Angeklagt ist der SPD-Politiker wegen der Behauptung, Landes-Prominente hätten sich im Herbst 1969 »die Stimmen einzelner Abgeordneter des Landtags durch Zusicherung lukrativer Positionen ... erkaufen« wollen. Lafontaine damals: »Ein solches Vorhaben nenne ich Korruption« (SPIEGEL 22/1970).

Gemeint waren die vier saarländischen FDP-Landtagsabgeordneten, die der knappen CDU-Minderheit im Landtag bei der Abstimmung über eine umstrittene Transaktion zum Sieg verholfen hatten: Die FDP-Fraktion stimmte mit den Christdemokraten für die Veräußerung von 49 Prozent des Stammkapitals der landeseigenen »Saarbrücker Zeitung« ("SZ") an den schwäbischen Buchkonzernherrn und »Christ und Welt«-Mitverleger Georg von Holtzbrinck -- obwohl FDP-Landesvorstand und FDP-Jungdemokraten den Verkauf abgelehnt hatten.
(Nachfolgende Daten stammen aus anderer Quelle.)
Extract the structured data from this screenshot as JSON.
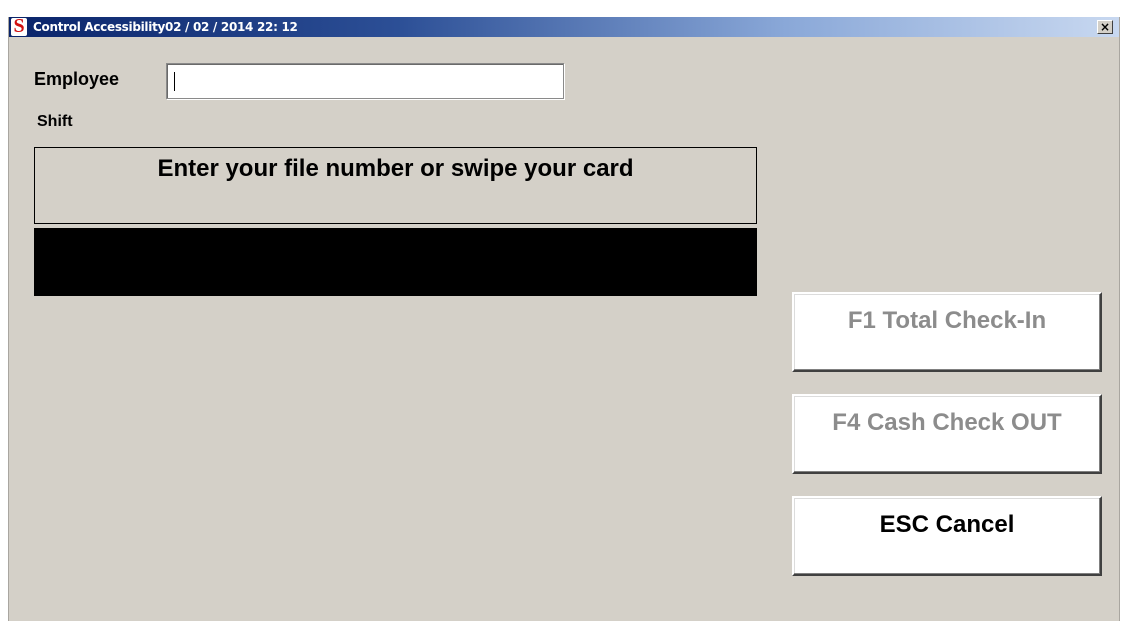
{
  "window": {
    "title": "Control Accessibility02 / 02 / 2014 22: 12",
    "icon": "dollar-s-icon",
    "icon_glyph": "S",
    "close_glyph": "×"
  },
  "form": {
    "employee_label": "Employee",
    "employee_value": "",
    "shift_label": "Shift"
  },
  "message": {
    "text": "Enter your file number or swipe your card"
  },
  "buttons": {
    "f1_label": "F1  Total Check-In",
    "f4_label": "F4 Cash Check OUT",
    "esc_label": "ESC Cancel"
  },
  "colors": {
    "window_bg": "#d4d0c8",
    "titlebar_start": "#0a246a",
    "titlebar_end": "#c8d8f0",
    "disabled_text": "#8c8c8c",
    "icon_red": "#d01010"
  }
}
Was die FDP-Volksvertreter zu ihrem Votum für den CDU-Plan und zugunsten Holtzbrincks bewogen haben könnte, enthüllten die Jungdemokraten damals in einem Brief an den FDP-Landtagsvizepräsidenten Karl Wust. Die FDP-Junioren teilten mit, sie hätten von FDP-Fraktionsmitgliedern erfahren, den Freidemokraten seien »mehrere 100 000 Mark« zur »Finanzierung ihrer Wahlkämpfe von Herrn von Holtzbrinck« sowie »Posten und damit Machtpositionen« zugesagt worden, falls sie für den Verkauf an Holtzbrinck stimmten.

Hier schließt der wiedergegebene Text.